The rule of thumb is the smaller the seed, the harder it is to grow, and the larger the seed, the faster it is to germinate. I suggest for new gardeners that they start with any of annuals with large seed such as peas, beans, tomatoes, peppers, squash, pumpkins and melons. When you are starting out, avoid annuals with tiny seed such as petunias, lettuce, carrots and basil.


Read the seed packet! Although this step may seem obvious to many gardeners, it is important. The packet will give you the basic information such as climate zone (we are Zone 7), when to plant indoors, germination and time to maturity.


There are a multitude of containers available at garden centers, my favorite being the pellets (Jiffy Pellets) made from peat moss that can be placed directly into the garden (see photo). Many gardeners use egg cartons or yogurt containers, but I enjoy the pellets or peat pots that will be filled with seed starting mix. Do not use soil from your garden! Purchase either seed starting mix or a very lightweight potting mix. If you really want to make your life easier, purchase the entire Jiffy Mini-Greenhouse, which includes tray, soil pellets and plastic dome cover.

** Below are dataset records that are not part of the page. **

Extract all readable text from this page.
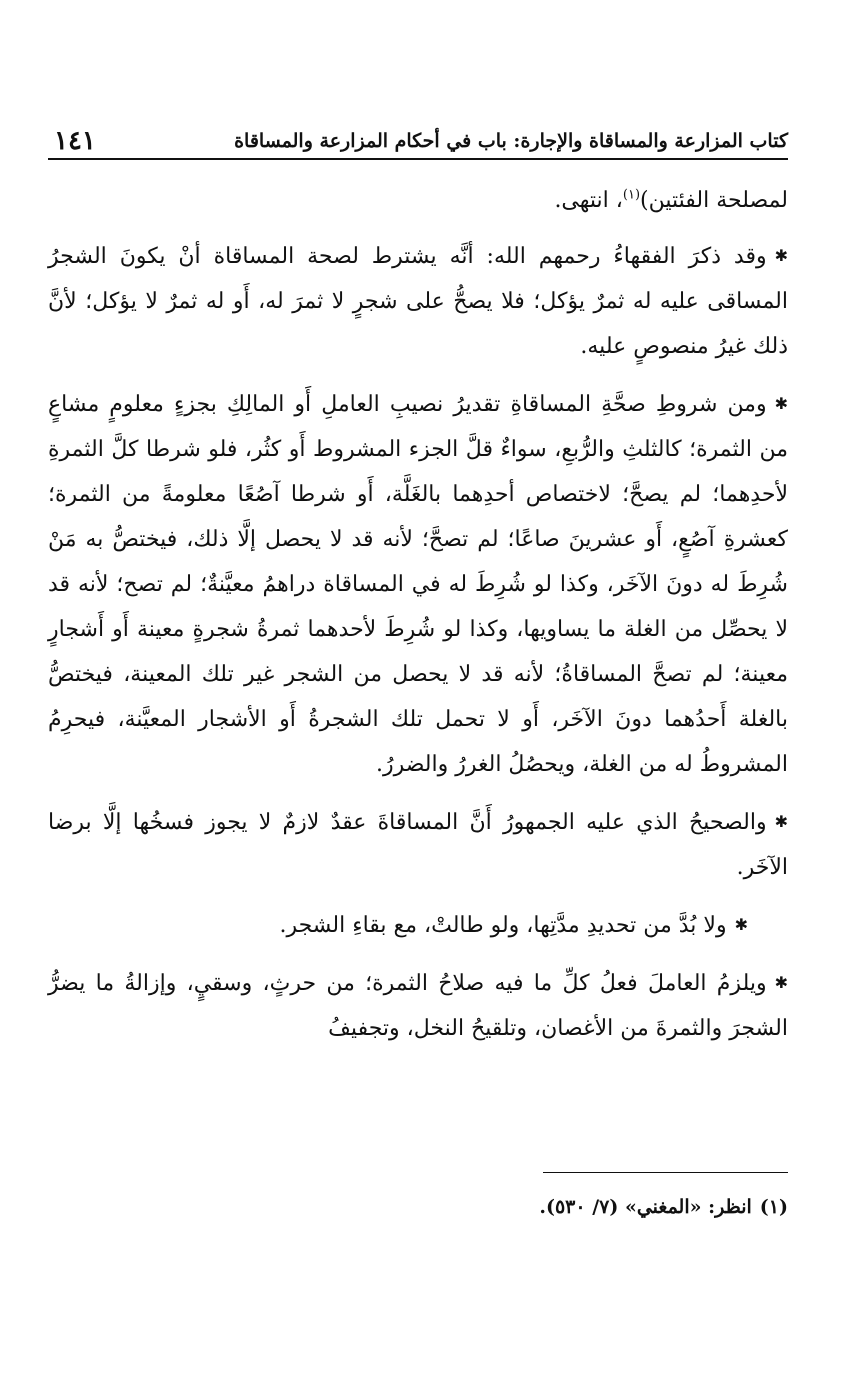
كتاب المزارعة والمساقاة والإجارة: باب في أحكام المزارعة والمساقاة
١٤١

لمصلحة الفئتين)$^{(١)}$، انتهى.

✱وقد ذكرَ الفقهاءُ رحمهم الله: أنَّه يشترط لصحة المساقاة أنْ يكونَ الشجرُ المساقى عليه له ثمرٌ يؤكل؛ فلا يصحُّ على شجرٍ لا ثمرَ له، أَو له ثمرٌ لا يؤكل؛ لأنَّ ذلك غيرُ منصوصٍ عليه.

✱ومن شروطِ صحَّةِ المساقاةِ تقديرُ نصيبِ العاملِ أَو المالِكِ بجزءٍ معلومٍ مشاعٍ من الثمرة؛ كالثلثِ والرُّبعِ، سواءٌ قلَّ الجزء المشروط أَو كثُر، فلو شرطا كلَّ الثمرةِ لأحدِهما؛ لم يصحَّ؛ لاختصاص أحدِهما بالغَلَّة، أَو شرطا آصُعًا معلومةً من الثمرة؛ كعشرةِ آصُعٍ، أَو عشرينَ صاعًا؛ لم تصحَّ؛ لأنه قد لا يحصل إلَّا ذلك، فيختصُّ به مَنْ شُرِطَ له دونَ الآخَر، وكذا لو شُرِطَ له في المساقاة دراهمُ معيَّنةٌ؛ لم تصح؛ لأنه قد لا يحصِّل من الغلة ما يساويها، وكذا لو شُرِطَ لأحدهما ثمرةُ شجرةٍ معينة أَو أَشجارٍ معينة؛ لم تصحَّ المساقاةُ؛ لأنه قد لا يحصل من الشجر غير تلك المعينة، فيختصُّ بالغلة أَحدُهما دونَ الآخَر، أَو لا تحمل تلك الشجرةُ أَو الأشجار المعيَّنة، فيحرِمُ المشروطُ له من الغلة، ويحصُلُ الغررُ والضررُ.

✱والصحيحُ الذي عليه الجمهورُ أَنَّ المساقاةَ عقدٌ لازمٌ لا يجوز فسخُها إلَّا برضا الآخَر.

✱ولا بُدَّ من تحديدِ مدَّتِها، ولو طالتْ، مع بقاءِ الشجر.

✱ويلزمُ العاملَ فعلُ كلِّ ما فيه صلاحُ الثمرة؛ من حرثٍ، وسقيٍ، وإزالةُ ما يضرُّ الشجرَ والثمرةَ من الأغصان، وتلقيحُ النخل، وتجفيفُ

(١)انظر: «المغني» (٧/ ٥٣٠).
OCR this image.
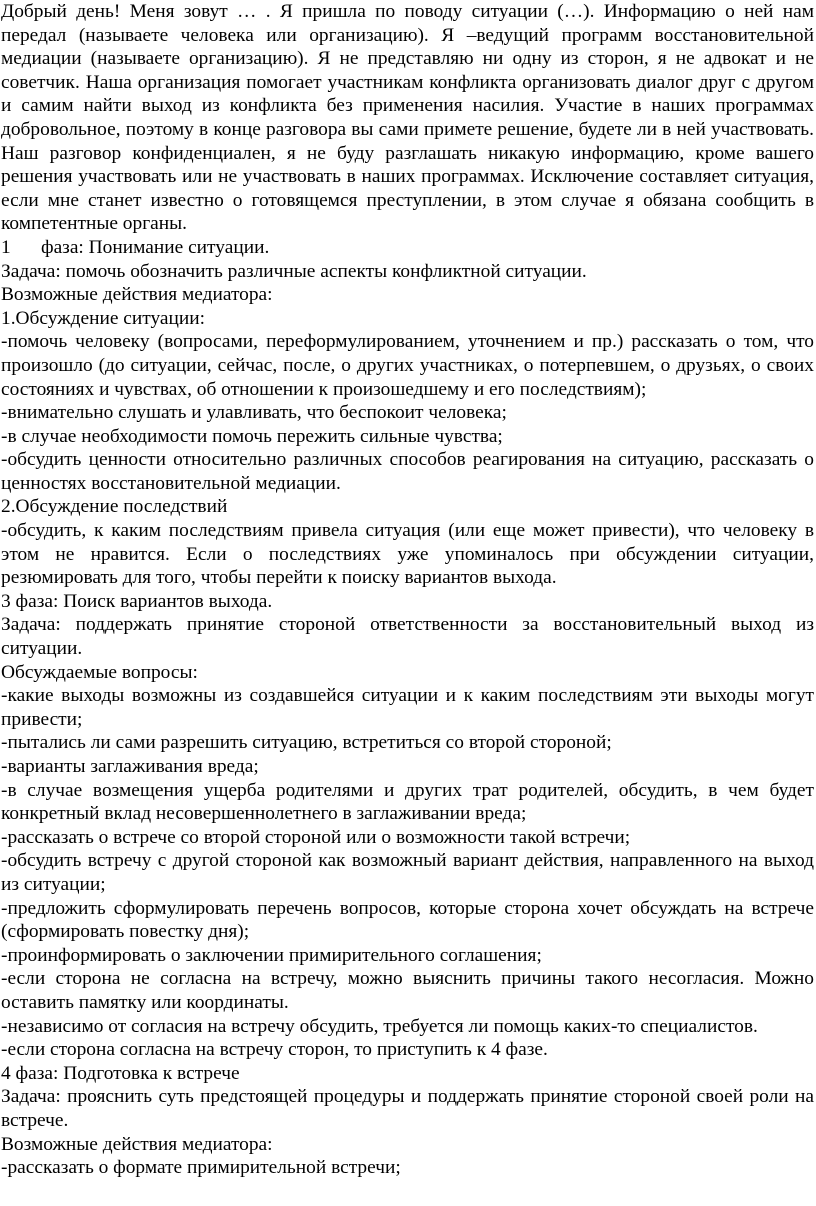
Добрый день! Меня зовут … . Я пришла по поводу ситуации (…). Информацию о ней нам передал (называете человека или организацию). Я –ведущий программ восстановительной медиации (называете организацию). Я не представляю ни одну из сторон, я не адвокат и не советчик. Наша организация помогает участникам конфликта организовать диалог друг с другом и самим найти выход из конфликта без применения насилия. Участие в наших программах добровольное, поэтому в конце разговора вы сами примете решение, будете ли в ней участвовать. Наш разговор конфиденциален, я не буду разглашать никакую информацию, кроме вашего решения участвовать или не участвовать в наших программах. Исключение составляет ситуация, если мне станет известно о готовящемся преступлении, в этом случае я обязана сообщить в компетентные органы.

1 фаза: Понимание ситуации.

Задача: помочь обозначить различные аспекты конфликтной ситуации.

Возможные действия медиатора:

1.Обсуждение ситуации:

-помочь человеку (вопросами, переформулированием, уточнением и пр.) рассказать о том, что произошло (до ситуации, сейчас, после, о других участниках, о потерпевшем, о друзьях, о своих состояниях и чувствах, об отношении к произошедшему и его последствиям);

-внимательно слушать и улавливать, что беспокоит человека;

-в случае необходимости помочь пережить сильные чувства;

-обсудить ценности относительно различных способов реагирования на ситуацию, рассказать о ценностях восстановительной медиации.

2.Обсуждение последствий

-обсудить, к каким последствиям привела ситуация (или еще может привести), что человеку в этом не нравится. Если о последствиях уже упоминалось при обсуждении ситуации, резюмировать для того, чтобы перейти к поиску вариантов выхода.

3 фаза: Поиск вариантов выхода.

Задача: поддержать принятие стороной ответственности за восстановительный выход из ситуации.

Обсуждаемые вопросы:

-какие выходы возможны из создавшейся ситуации и к каким последствиям эти выходы могут привести;

-пытались ли сами разрешить ситуацию, встретиться со второй стороной;

-варианты заглаживания вреда;

-в случае возмещения ущерба родителями и других трат родителей, обсудить, в чем будет конкретный вклад несовершеннолетнего в заглаживании вреда;

-рассказать о встрече со второй стороной или о возможности такой встречи;

-обсудить встречу с другой стороной как возможный вариант действия, направленного на выход из ситуации;

-предложить сформулировать перечень вопросов, которые сторона хочет обсуждать на встрече (сформировать повестку дня);

-проинформировать о заключении примирительного соглашения;

-если сторона не согласна на встречу, можно выяснить причины такого несогласия. Можно оставить памятку или координаты.

-независимо от согласия на встречу обсудить, требуется ли помощь каких-то специалистов.

-если сторона согласна на встречу сторон, то приступить к 4 фазе.

4 фаза: Подготовка к встрече

Задача: прояснить суть предстоящей процедуры и поддержать принятие стороной своей роли на встрече.

Возможные действия медиатора:

-рассказать о формате примирительной встречи;
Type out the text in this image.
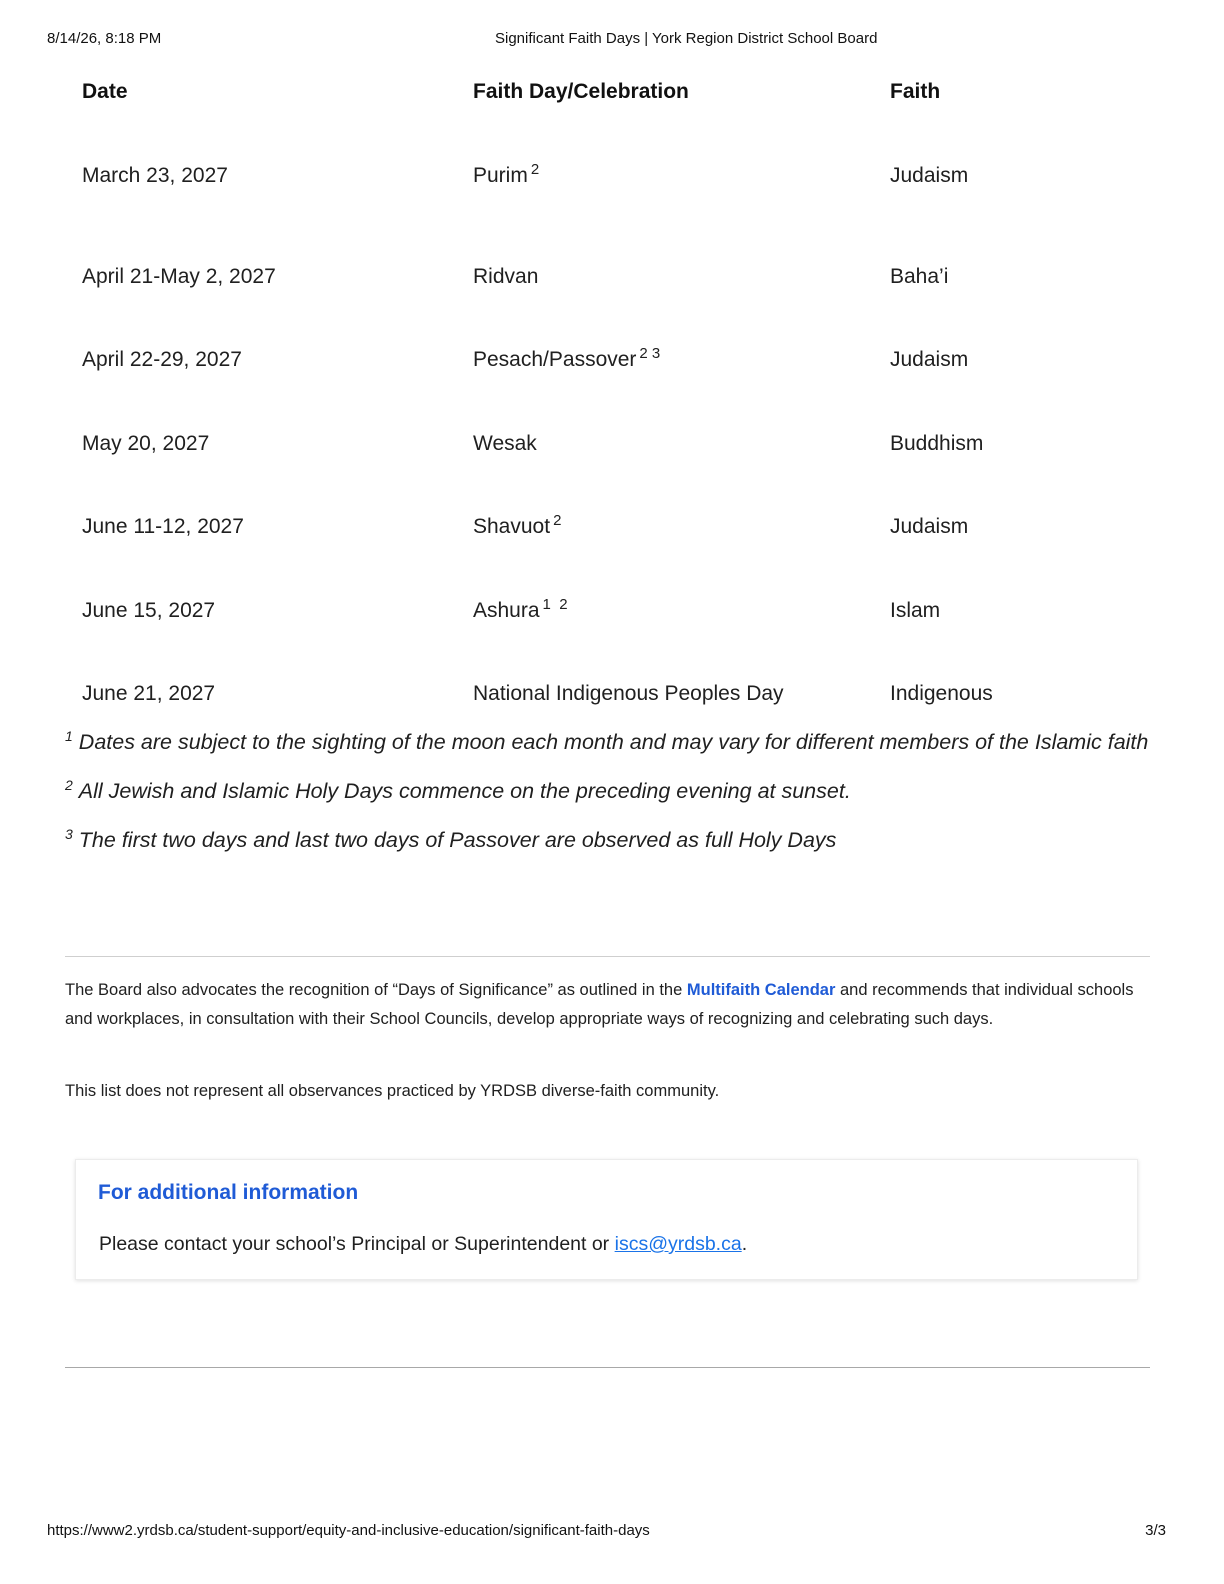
8/14/26, 8:18 PM	Significant Faith Days | York Region District School Board
Date	Faith Day/Celebration	Faith
March 23, 2027	Purim $^2$	Judaism
April 21-May 2, 2027	Ridvan	Baha’i
April 22-29, 2027	Pesach/Passover $^{2 3}$	Judaism
May 20, 2027	Wesak	Buddhism
June 11-12, 2027	Shavuot $^2$	Judaism
June 15, 2027	Ashura $^{1 2}$	Islam
June 21, 2027	National Indigenous Peoples Day	Indigenous
$^1$ Dates are subject to the sighting of the moon each month and may vary for different members of the Islamic faith
$^2$ All Jewish and Islamic Holy Days commence on the preceding evening at sunset.
$^3$ The first two days and last two days of Passover are observed as full Holy Days

The Board also advocates the recognition of “Days of Significance” as outlined in the Multifaith Calendar and recommends that individual schools and workplaces, in consultation with their School Councils, develop appropriate ways of recognizing and celebrating such days.

This list does not represent all observances practiced by YRDSB diverse-faith community.
For additional information
Please contact your school’s Principal or Superintendent or iscs@yrdsb.ca.
https://www2.yrdsb.ca/student-support/equity-and-inclusive-education/significant-faith-days	3/3
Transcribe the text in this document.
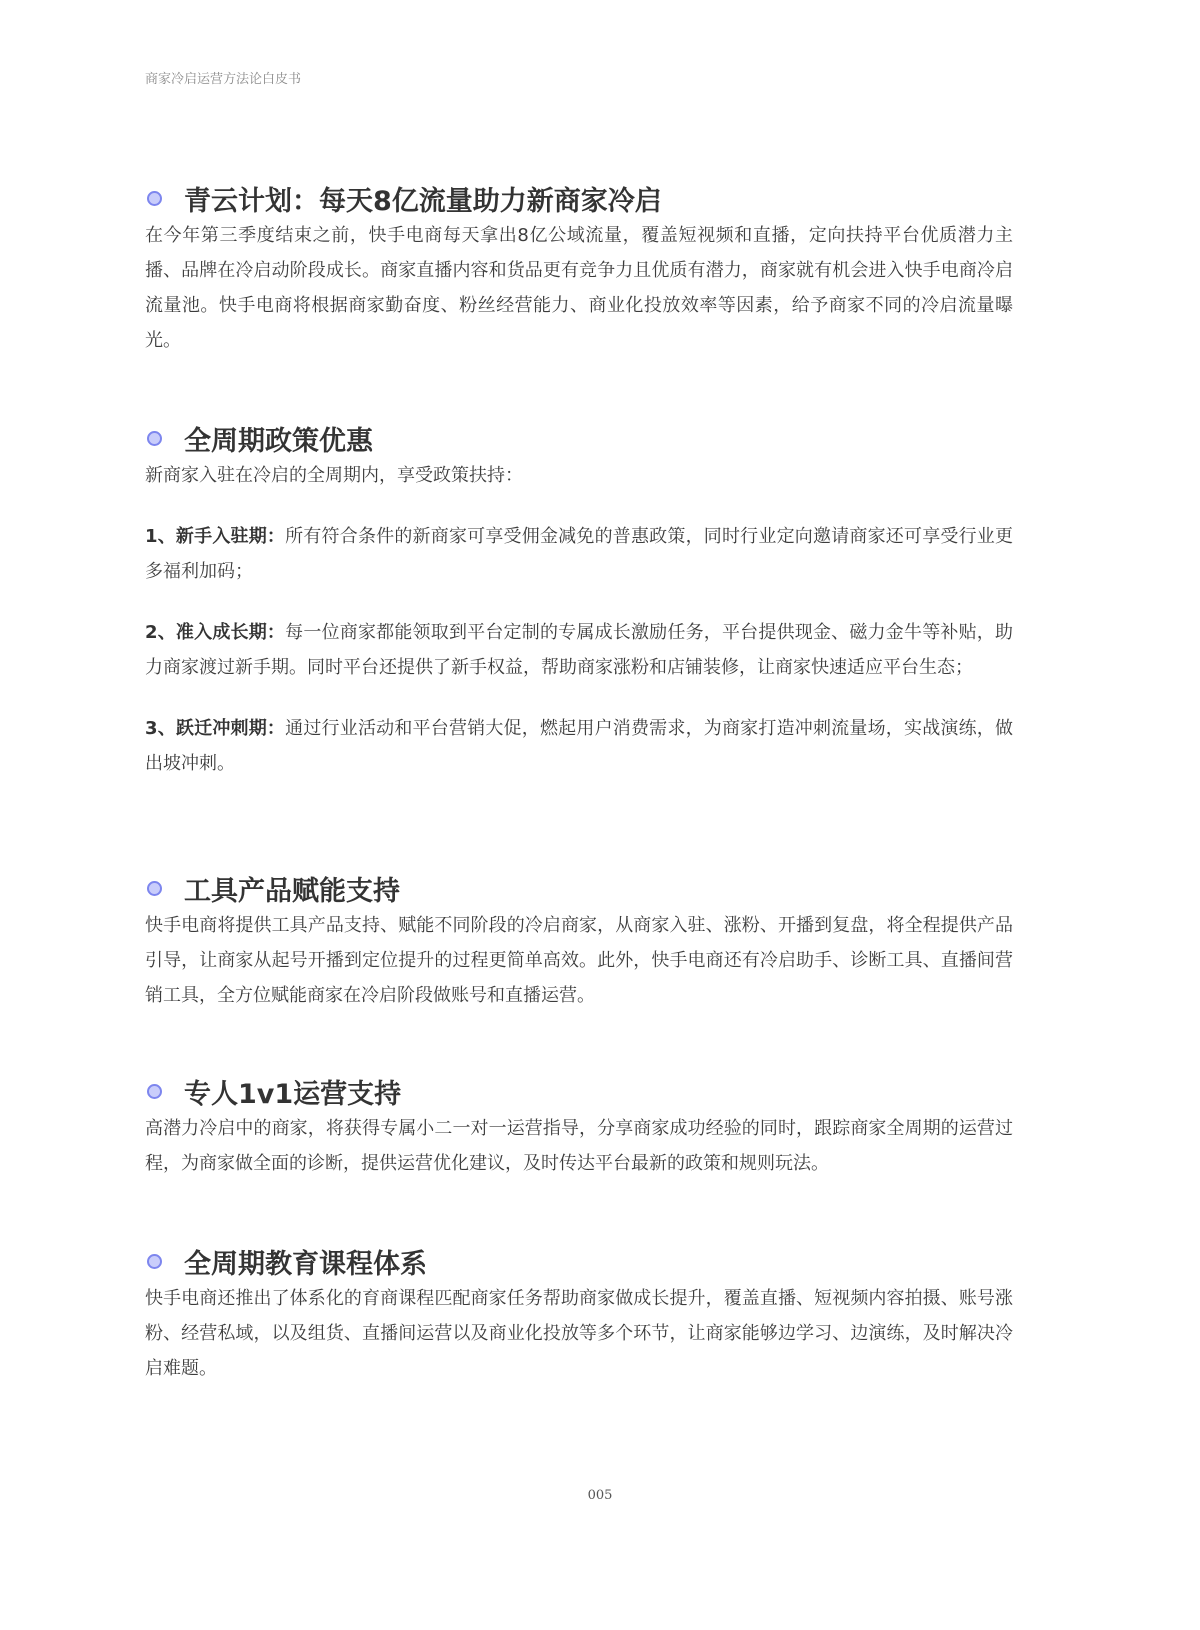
商家冷启运营方法论白皮书
青云计划：每天8亿流量助力新商家冷启

在今年第三季度结束之前，快手电商每天拿出8亿公域流量，覆盖短视频和直播，定向扶持平台优质潜力主播、品牌在冷启动阶段成长。商家直播内容和货品更有竞争力且优质有潜力，商家就有机会进入快手电商冷启流量池。快手电商将根据商家勤奋度、粉丝经营能力、商业化投放效率等因素，给予商家不同的冷启流量曝光。

全周期政策优惠

新商家入驻在冷启的全周期内，享受政策扶持：

1、新手入驻期：所有符合条件的新商家可享受佣金减免的普惠政策，同时行业定向邀请商家还可享受行业更多福利加码；

2、准入成长期：每一位商家都能领取到平台定制的专属成长激励任务，平台提供现金、磁力金牛等补贴，助力商家渡过新手期。同时平台还提供了新手权益，帮助商家涨粉和店铺装修，让商家快速适应平台生态；

3、跃迁冲刺期：通过行业活动和平台营销大促，燃起用户消费需求，为商家打造冲刺流量场，实战演练，做出坡冲刺。

工具产品赋能支持

快手电商将提供工具产品支持、赋能不同阶段的冷启商家，从商家入驻、涨粉、开播到复盘，将全程提供产品引导，让商家从起号开播到定位提升的过程更简单高效。此外，快手电商还有冷启助手、诊断工具、直播间营销工具，全方位赋能商家在冷启阶段做账号和直播运营。

专人1v1运营支持

高潜力冷启中的商家，将获得专属小二一对一运营指导，分享商家成功经验的同时，跟踪商家全周期的运营过程，为商家做全面的诊断，提供运营优化建议，及时传达平台最新的政策和规则玩法。

全周期教育课程体系

快手电商还推出了体系化的育商课程匹配商家任务帮助商家做成长提升，覆盖直播、短视频内容拍摄、账号涨粉、经营私域，以及组货、直播间运营以及商业化投放等多个环节，让商家能够边学习、边演练，及时解决冷启难题。

005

Be certain to moisten the soil or pellets before planting. Next, check the seed packet for instructions. Plant larger seeds twice their actual size, and tiny seeds should be placed just beneath the surface of the soil. Cover all seeds with seed starting soil and place in trays. If using the greenhouse kit, cover the entire tray with the plastic dome. When using individual pots or six packs, cover the entire tray with plastic. The first few days of this process are the most crucial, since you will be opening the plastic once a day to check for sprouting.

Place the covered containers in a warm place indoors, either on a table or bookshelf. At this point, seeds do not need light only bottom heat. Providing bottom heat, such as a heating mat, helps to hasten germination. Check seeds daily to be certain they have enough water, but be careful not to overwater, which leads to damping off.


As soon as the first seedlings germinate, remove the cover. You can move them to a partially sunny location, either indoors or outside if the daytime temperature stays above 50 degrees. An alternative to placing them outdoors, is to use a 40-watt fluorescent light placed 3-4 inches away from plants and left on 10 hours a day.

Once sprouts appear (usually less than one week) you can take the trays outside to harden them off in a partially sunny area for a few hours each day, but they must be brought in at night. This timing is crucial, and the plants must be watched carefully! The final step is transplanting, and a complete guide to transplanting information can be found at under “Indoor Seed Starting.”